In any case rather than just comparing DAWs based on whether it has everything predefined in the way "I like it" (aka learned workflows), featured plugins and track counts... I prefer to look at what something offers that gives it a unique flavor or modality.
A lot of the 'tricks' I use in Logic have to do with the abstract relationship between arrange page 'track objects' and environment/mixer objects. It becomes especially powerful (and occasionally confusing) once you get your head around Logic's concept of folders. Similarly I find that being able to convert automation between track based 'parts' (midi aka hyperdata though with the f-fader parameters intact) and back, and arrange/transform/loop/copy/edit automation like midi...nothing else does this this well in my experience. Throw in some semi-advanced environment based midi processing and I find I can custom map single knobs to entire arrangements with ease with full parameter scaling for each destination. 1 knob to rule them all if need be...
And to be fair since Live gained Max4Live, I find myself wanting for the same features in Live much much less. Though the complexity is greater initially for custom rolled Max4Live rigging, the way that Live also handles racks and nested plugin chains means that a good deal of the simpler automation is much easier to dial into hardware in my studio. So between the 'simple' midi mapping that Live & logic and all daws have in common, to the more advanced racks I find that the bases are covered in Live. Logic's environment is a step up from this, but Max4Live goes well beyond anything Logic ever dreamed of doing internally...
Now I should mention I've used Live for years, I first started using it for simple loop based work when (imho) Acid became too bloated to want to run it concurrently with my primary DAW just for slicing break loops. I figured since I'm running a second app anyway I should investigate something beyond Acid, and Live 3/4/5 evolved to the point where I was using it as a sampler via the Session view (triggering from Logic or Cubase as you would via APC40
or etc now). Setting clips to trigger unquantized and assigning cc's to loop/etc params was heaps of fun. I did a bit of 'performance' ish with it back then but that was a P4 era Pentium-M laptop (actually p3 derived) which was enough for some tasks but it left me wanting hardware effects and such still.
That's changed today close to a decade later, and I still use Live and Logic together in the various ways I find them useful...loop work, sometimes Live alone, sometimes Logic alone, but most frequently I'm either flying bits between Macbook Pro running Live & Mac Pro running Logic, running Live as I always have as a sample/loop tool and/or prepping something in Live from Logic or etc.

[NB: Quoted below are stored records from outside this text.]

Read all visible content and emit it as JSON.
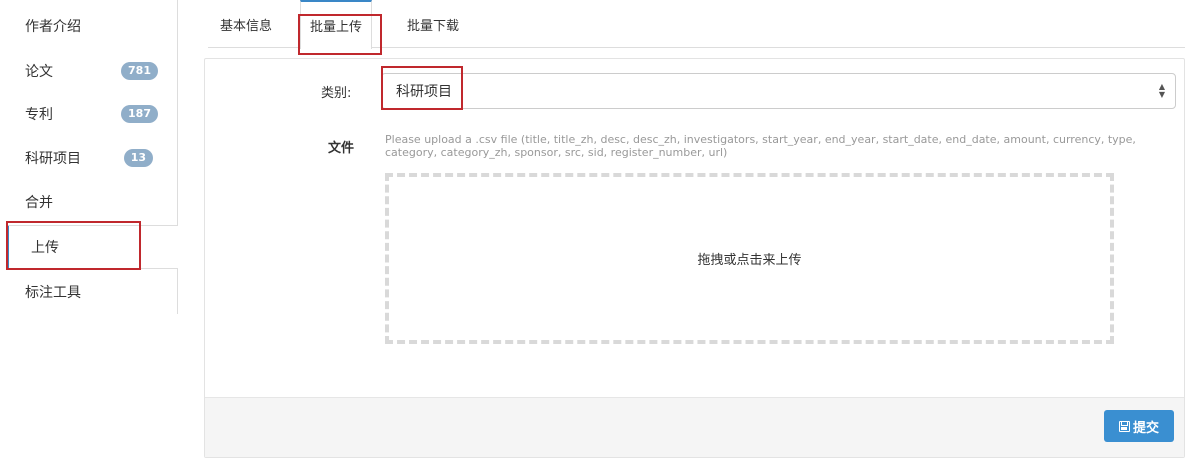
{
  "sidebar": {
    "items": [
      {
        "label": "作者介绍"
      },
      {
        "label": "论文",
        "badge": "781"
      },
      {
        "label": "专利",
        "badge": "187"
      },
      {
        "label": "科研项目",
        "badge": "13"
      },
      {
        "label": "合并"
      },
      {
        "label": "上传"
      },
      {
        "label": "标注工具"
      }
    ],
    "active": "上传"
  },
  "tabs": [
    {
      "label": "基本信息"
    },
    {
      "label": "批量上传"
    },
    {
      "label": "批量下载"
    }
  ],
  "active_tab": "批量上传",
  "form": {
    "category_label": "类别:",
    "category_value": "科研项目",
    "file_label": "文件",
    "help_text": "Please upload a .csv file (title, title_zh, desc, desc_zh, investigators, start_year, end_year, start_date, end_date, amount, currency, type, category, category_zh, sponsor, src, sid, register_number, url)",
    "dropzone_text": "拖拽或点击来上传",
    "submit_label": "提交"
  },
  "colors": {
    "accent": "#3a87c7",
    "badge": "#90aec9",
    "highlight_box": "#c0282d",
    "submit_button": "#3a8fd1"
  }
}
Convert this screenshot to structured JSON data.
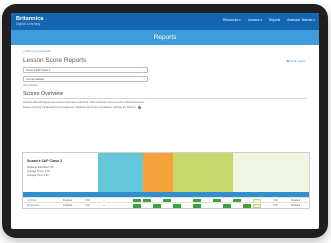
{
  "brand": {
    "name": "Britannica",
    "sub": "Digital Learning"
  },
  "nav": [
    "Resources ▾",
    "Lessons ▾",
    "Reports",
    "Assessor Teacher ▾"
  ],
  "page_title": "Reports",
  "back_link": "« Return to previous",
  "lesson_reports_title": "Lesson Score Reports",
  "print_link": "Print report",
  "selects": {
    "class": "Susan's 6AP Class 2",
    "unit": "Animal Habitats"
  },
  "view_link": "View details ›",
  "score_overview": {
    "title": "Scores Overview",
    "description": "Students data will appear once answers have been submitted. Click a student's name to review individual answers.",
    "note": "Answer checking not allowed for this assignment. Students cannot see a breakdown until they are finished."
  },
  "table": {
    "class_name": "Susan's 6AP Class 2",
    "stats": [
      {
        "label": "Students Submitted:",
        "value": "2/2"
      },
      {
        "label": "Average Score:",
        "value": "71%"
      },
      {
        "label": "Average Time:",
        "value": "0:20"
      }
    ],
    "rows": [
      {
        "name": "Lightfoot",
        "status": "Finished",
        "score": "71%",
        "time": "—",
        "right": "71%"
      },
      {
        "name": "Brownbottle",
        "status": "Finished",
        "score": "71%",
        "time": "—",
        "right": "71%"
      }
    ]
  }
}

I have no real beef with Logic's flex time as some seem to, but I will admit I rarely flex anything over 32bars long (if that) and I have rather OCD habits. And I think the support for Recycle/Acid files is on par with Apple's own loop format in both Logic and Live, at least for my purposes. Both have workflows to get sliced loops into samplers if need be, and both have several options for sampling available which aren't directly comparable. I think I'm still more fluent in composing/mixing/engineering directly in Logic. I really just throw loops into a given app based on whether I want to mess around with them more (in which case I might use Live..or even Kontakt or Geist) or just do straighforward mixing & editing 'ala the arrange page in Logic.
What's interesting to me personally with Logic versus other applications is actually specifically that which frustrates many people. It's non-straightforward mode of operation for many makes it more interesting for me. And similarly Live breaks from the 'normal' DAW mold enough to make it interesting while still being usable in a 'straight' fashion if need be. Unlike say Renoise or FLstudio which both have migrated towards more arrange based workflows from those that were decidedly not.
And lastly the 'cleanliness' I can achieve with an arrange view of the 'global' mix in Logic far exceeds what I can do in Live. For instance assigning automation enabled tracks to their own arrange page 'track object' based on what are the most important params to keep visible is a huge help. I can make 2-3 parameters 'always visible' on their own tracks and dig in further as needed from there so I don't have to do the triangle trick or deal with a dropdown menu. And the curves are more flexible than Live9 beta's 1 fixed curve shape still, and the mixer view is much more straightforward as well.
Both have their plusses & minuses in regards to the mixer/audio routing too. Live hits a cpu ceiling much faster, and requires 'dummy track' usages (at least in v8) to achieve things I can do with just an aux and some arrange page automation in Logic. However layering clip automation & arrange automation in Live isn't really TOO far off of what you could do in Logic by combining track based & object based automation.... Logic quite often hits your last cpu much harder when you're swapping a (formerly happy) heavy VI onto that "live mode" core, and input monitoring and complex bussing with VI's requires a bit of work to get things to load balance properly. Whereas Live (like most DAWs) isn't working with a hybrid mix engine so you're always aware how much cpu you're using since you never 'magically get more' when something isn't selected.